# Bengaluru (India) House Price Prediction

**Dataset:** Bengaluru House Price Prediction

**Explanatory Variable:** a)Area type, b) Availability, c) Location, d)Size, e) Total Sqft, f) Bath,

**Response Variable:** House Price

**Research Question:** Is there a linear relationship between house price and its corresponding bath and Bhk




In [None]:
import pandas as pd
import numpy as np
from sklearn.linear_model import LinearRegression
import seaborn as sns     
from matplotlib import pyplot as plt
from sklearn.model_selection import train_test_split

In [None]:
data = pd.read_csv("../input/bengaluru-house-price-data/datasets_20710_26737_Bengaluru_House_Data.csv")
data.head()

In [None]:
data.info()

In [None]:
print('Shape of the dataset',data.shape)
print('\n')
print('Features of the dataset', data.columns)
print('\n')
print(data['area_type'].value_counts())

In [None]:
# Dropping Null Values
data = data.dropna()

data['bhk'] = data['size'].apply(lambda x: int(x.split(' ')[0]))

data.describe()

In [None]:
# New data

data.head(5)

In [None]:
sns.pairplot(data)

### **Finding:** From this pairplot it is clear that house price has a linear relationship with bhk and bath

**Explanatory Variables:** bhk and Bath

**Response Variables:** House Price

In [None]:
num_vars = ["bath", "balcony", "price", "bhk"]
sns.heatmap(data[num_vars].corr(),cmap="coolwarm", annot=True)

### Finding :

### a) From this correlation matrix it is clear that house price is correlated with bhk and bath. 

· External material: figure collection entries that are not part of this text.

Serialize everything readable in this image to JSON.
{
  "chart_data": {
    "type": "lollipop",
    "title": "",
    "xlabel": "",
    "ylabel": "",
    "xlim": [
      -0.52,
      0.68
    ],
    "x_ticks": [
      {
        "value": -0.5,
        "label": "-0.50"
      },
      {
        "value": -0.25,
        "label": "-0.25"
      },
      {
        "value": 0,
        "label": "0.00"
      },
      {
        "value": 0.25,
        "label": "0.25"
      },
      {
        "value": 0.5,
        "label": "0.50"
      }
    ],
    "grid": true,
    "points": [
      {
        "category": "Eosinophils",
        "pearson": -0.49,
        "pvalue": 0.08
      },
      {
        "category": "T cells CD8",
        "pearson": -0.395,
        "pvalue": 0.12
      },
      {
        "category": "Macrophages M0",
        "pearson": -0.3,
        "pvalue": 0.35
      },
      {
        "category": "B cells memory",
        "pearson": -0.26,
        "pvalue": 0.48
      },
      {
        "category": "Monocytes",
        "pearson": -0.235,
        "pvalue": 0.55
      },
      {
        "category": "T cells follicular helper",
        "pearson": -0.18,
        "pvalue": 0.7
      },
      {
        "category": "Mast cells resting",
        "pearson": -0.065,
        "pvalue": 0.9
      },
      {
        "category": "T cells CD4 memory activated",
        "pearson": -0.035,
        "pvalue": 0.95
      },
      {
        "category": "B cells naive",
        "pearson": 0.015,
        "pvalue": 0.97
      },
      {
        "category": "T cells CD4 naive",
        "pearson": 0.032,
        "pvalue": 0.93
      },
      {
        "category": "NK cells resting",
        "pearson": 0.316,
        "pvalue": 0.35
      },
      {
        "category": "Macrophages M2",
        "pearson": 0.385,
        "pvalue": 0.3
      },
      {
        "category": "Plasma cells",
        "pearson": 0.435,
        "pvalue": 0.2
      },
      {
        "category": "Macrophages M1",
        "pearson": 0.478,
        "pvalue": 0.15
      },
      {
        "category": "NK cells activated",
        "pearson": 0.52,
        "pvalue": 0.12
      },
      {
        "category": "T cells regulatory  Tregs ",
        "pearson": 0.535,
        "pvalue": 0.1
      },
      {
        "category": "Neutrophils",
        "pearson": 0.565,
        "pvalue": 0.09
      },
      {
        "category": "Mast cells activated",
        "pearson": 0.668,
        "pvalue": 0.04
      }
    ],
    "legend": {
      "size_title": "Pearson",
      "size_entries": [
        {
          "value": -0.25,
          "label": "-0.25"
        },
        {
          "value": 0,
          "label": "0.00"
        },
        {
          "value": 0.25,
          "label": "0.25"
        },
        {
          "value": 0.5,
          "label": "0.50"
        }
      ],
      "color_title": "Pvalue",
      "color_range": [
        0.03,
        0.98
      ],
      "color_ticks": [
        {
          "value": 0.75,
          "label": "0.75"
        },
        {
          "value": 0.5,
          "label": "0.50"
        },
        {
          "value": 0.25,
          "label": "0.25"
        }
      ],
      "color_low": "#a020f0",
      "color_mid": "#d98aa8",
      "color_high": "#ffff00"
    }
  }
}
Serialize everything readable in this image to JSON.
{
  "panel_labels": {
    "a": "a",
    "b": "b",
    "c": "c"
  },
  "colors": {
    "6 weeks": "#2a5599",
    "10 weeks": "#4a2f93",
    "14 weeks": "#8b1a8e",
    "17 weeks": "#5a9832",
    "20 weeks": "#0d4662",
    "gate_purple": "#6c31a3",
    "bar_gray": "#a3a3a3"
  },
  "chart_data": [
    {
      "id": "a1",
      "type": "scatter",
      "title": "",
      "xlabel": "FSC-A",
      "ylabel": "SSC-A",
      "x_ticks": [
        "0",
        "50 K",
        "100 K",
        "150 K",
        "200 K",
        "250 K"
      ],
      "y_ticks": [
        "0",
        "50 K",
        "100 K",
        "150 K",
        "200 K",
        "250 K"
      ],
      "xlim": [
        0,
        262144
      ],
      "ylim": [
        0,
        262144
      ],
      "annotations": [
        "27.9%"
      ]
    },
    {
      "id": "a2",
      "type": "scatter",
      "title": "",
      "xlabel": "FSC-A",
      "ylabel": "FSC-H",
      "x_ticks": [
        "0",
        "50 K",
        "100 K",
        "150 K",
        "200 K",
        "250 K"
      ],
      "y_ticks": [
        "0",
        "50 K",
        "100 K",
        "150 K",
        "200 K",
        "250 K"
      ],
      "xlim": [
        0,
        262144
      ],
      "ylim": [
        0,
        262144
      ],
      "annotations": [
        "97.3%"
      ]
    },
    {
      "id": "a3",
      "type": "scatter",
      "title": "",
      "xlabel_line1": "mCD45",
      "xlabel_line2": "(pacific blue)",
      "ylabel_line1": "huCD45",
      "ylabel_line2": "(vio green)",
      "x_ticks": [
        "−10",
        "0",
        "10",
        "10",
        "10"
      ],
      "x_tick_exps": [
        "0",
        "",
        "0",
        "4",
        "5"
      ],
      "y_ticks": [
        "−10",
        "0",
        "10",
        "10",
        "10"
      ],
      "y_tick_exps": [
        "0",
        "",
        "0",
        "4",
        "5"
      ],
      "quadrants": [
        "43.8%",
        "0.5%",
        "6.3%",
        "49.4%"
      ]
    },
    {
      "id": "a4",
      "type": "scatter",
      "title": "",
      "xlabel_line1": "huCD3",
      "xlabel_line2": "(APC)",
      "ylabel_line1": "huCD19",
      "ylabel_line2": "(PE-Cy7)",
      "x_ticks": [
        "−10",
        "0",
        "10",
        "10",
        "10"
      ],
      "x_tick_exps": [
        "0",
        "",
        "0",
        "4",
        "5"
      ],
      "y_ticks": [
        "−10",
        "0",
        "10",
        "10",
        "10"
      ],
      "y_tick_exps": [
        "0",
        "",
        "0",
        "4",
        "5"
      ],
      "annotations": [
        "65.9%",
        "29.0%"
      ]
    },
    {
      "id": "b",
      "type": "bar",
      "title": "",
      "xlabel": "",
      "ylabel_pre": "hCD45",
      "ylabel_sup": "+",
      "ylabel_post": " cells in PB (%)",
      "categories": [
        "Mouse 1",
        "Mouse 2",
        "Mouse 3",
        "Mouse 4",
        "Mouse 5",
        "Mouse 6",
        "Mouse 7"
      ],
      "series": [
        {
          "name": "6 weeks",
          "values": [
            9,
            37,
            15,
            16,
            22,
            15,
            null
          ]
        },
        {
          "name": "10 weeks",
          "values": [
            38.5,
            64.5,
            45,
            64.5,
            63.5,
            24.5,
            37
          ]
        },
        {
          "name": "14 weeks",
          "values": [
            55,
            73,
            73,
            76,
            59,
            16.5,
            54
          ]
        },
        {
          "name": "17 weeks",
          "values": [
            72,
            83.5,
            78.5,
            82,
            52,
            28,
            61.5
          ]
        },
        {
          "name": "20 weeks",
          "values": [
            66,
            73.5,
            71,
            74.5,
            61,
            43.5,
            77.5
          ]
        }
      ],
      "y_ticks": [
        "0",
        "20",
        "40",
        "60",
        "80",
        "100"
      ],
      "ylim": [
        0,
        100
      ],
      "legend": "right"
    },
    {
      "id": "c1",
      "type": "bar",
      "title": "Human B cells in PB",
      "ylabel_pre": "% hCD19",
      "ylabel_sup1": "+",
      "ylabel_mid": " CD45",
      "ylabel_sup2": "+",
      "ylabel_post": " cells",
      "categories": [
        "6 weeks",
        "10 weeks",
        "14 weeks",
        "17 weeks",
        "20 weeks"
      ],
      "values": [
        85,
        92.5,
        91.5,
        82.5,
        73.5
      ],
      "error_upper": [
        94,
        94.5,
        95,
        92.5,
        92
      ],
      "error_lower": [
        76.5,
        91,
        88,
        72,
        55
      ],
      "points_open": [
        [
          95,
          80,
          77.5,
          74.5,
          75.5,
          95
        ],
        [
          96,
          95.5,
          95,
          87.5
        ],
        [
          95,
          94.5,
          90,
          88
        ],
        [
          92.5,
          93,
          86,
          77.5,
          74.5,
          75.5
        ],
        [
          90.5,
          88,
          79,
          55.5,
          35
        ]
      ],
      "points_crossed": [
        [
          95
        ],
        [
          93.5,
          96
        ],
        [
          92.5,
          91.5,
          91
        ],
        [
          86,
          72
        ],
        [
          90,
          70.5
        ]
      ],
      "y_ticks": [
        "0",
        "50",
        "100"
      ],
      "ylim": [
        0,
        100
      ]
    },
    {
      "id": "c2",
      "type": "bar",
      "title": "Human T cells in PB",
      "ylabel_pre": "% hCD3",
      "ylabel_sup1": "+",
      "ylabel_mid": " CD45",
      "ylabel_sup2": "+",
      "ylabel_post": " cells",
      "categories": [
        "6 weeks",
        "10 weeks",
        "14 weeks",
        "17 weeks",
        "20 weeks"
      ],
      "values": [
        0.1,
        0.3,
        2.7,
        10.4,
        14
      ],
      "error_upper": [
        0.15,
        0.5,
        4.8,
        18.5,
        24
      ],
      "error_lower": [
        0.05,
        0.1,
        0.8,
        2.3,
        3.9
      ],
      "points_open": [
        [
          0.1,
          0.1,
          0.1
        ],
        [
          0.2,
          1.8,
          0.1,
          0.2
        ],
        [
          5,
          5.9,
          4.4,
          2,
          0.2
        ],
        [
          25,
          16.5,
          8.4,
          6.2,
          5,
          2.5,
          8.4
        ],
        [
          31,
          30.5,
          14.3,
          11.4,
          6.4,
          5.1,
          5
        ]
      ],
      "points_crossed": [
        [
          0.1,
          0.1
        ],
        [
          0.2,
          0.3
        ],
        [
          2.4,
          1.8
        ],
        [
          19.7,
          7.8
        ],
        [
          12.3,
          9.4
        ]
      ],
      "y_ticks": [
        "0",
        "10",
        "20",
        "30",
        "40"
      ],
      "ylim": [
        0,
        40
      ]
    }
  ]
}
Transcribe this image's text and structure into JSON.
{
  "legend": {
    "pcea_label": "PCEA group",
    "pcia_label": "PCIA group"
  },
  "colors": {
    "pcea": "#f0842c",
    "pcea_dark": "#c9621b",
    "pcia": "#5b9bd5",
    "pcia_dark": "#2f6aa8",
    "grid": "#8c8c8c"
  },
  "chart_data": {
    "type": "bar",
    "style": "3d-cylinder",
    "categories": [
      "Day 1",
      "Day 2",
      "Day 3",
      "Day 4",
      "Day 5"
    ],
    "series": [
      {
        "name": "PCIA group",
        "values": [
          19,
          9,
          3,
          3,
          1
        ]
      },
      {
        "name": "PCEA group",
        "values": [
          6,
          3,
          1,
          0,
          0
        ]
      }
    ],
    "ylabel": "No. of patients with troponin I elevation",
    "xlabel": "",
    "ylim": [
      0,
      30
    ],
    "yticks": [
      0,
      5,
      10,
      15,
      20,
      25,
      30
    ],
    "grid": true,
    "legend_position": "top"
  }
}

### b) bhk and bath is also highly correlated


**Explanatory Variables:** bhk and Bath

**Response Variables:** House Price

In [None]:
data['bhk'].value_counts().plot(kind='bar')

### Finding: 2 and 3 bhk buildings are more common in Bengalure, India

In [None]:
data['bath'].value_counts().plot(kind='bar')

### Finding: 2 and 3 bathroom facility is more common in most of the buildings in Bengalure (India)

### Model Building

In [None]:
X = data.drop(['price','area_type','location','availability','size','society','total_sqft'],axis='columns')
Y = data['price']
X_train, X_test, y_train, y_test = train_test_split(X,Y,test_size=0.2,random_state=10)

In [None]:
from sklearn.model_selection import GridSearchCV
from sklearn.model_selection import ShuffleSplit
from sklearn.linear_model import Lasso
from sklearn.tree import DecisionTreeRegressor
from sklearn.ensemble import RandomForestRegressor

def find_best_model_using_gridsearchcv(X,y):
    algos = {
        'linear_regression' : {
            'model': LinearRegression(),
            'params': {
                'normalize': [True, False]
            }
        },
        'lasso': {
            'model': Lasso(),
            'params': {
                'alpha': [1,2],
                'selection': ['random', 'cyclic']
            }
        },
        'decision_tree': {
            'model': DecisionTreeRegressor(),
            'params': {
                'criterion' : ['mse','friedman_mse'],
                'splitter': ['best','random']
            }
        },
    
        'RandomForest': {
            'model': RandomForestRegressor(),
            'params': {
                'n_estimators': [200, 500],
                'max_features': ['auto', 'sqrt', 'log2'],
                'max_depth' : [4,5,6,7,8],
            }
        }
    }
    scores = []
    cv = ShuffleSplit(n_splits=5, test_size=0.2, random_state=0)
    for algo_name, config in algos.items():
        gs =  GridSearchCV(config['model'], config['params'], cv=cv, return_train_score=False)
        gs.fit(X,y)
        scores.append({
            'model': algo_name,
            'best_score': gs.best_score_,
            'best_params': gs.best_params_
        })

    return pd.DataFrame(scores,columns=['model','best_score','best_params'])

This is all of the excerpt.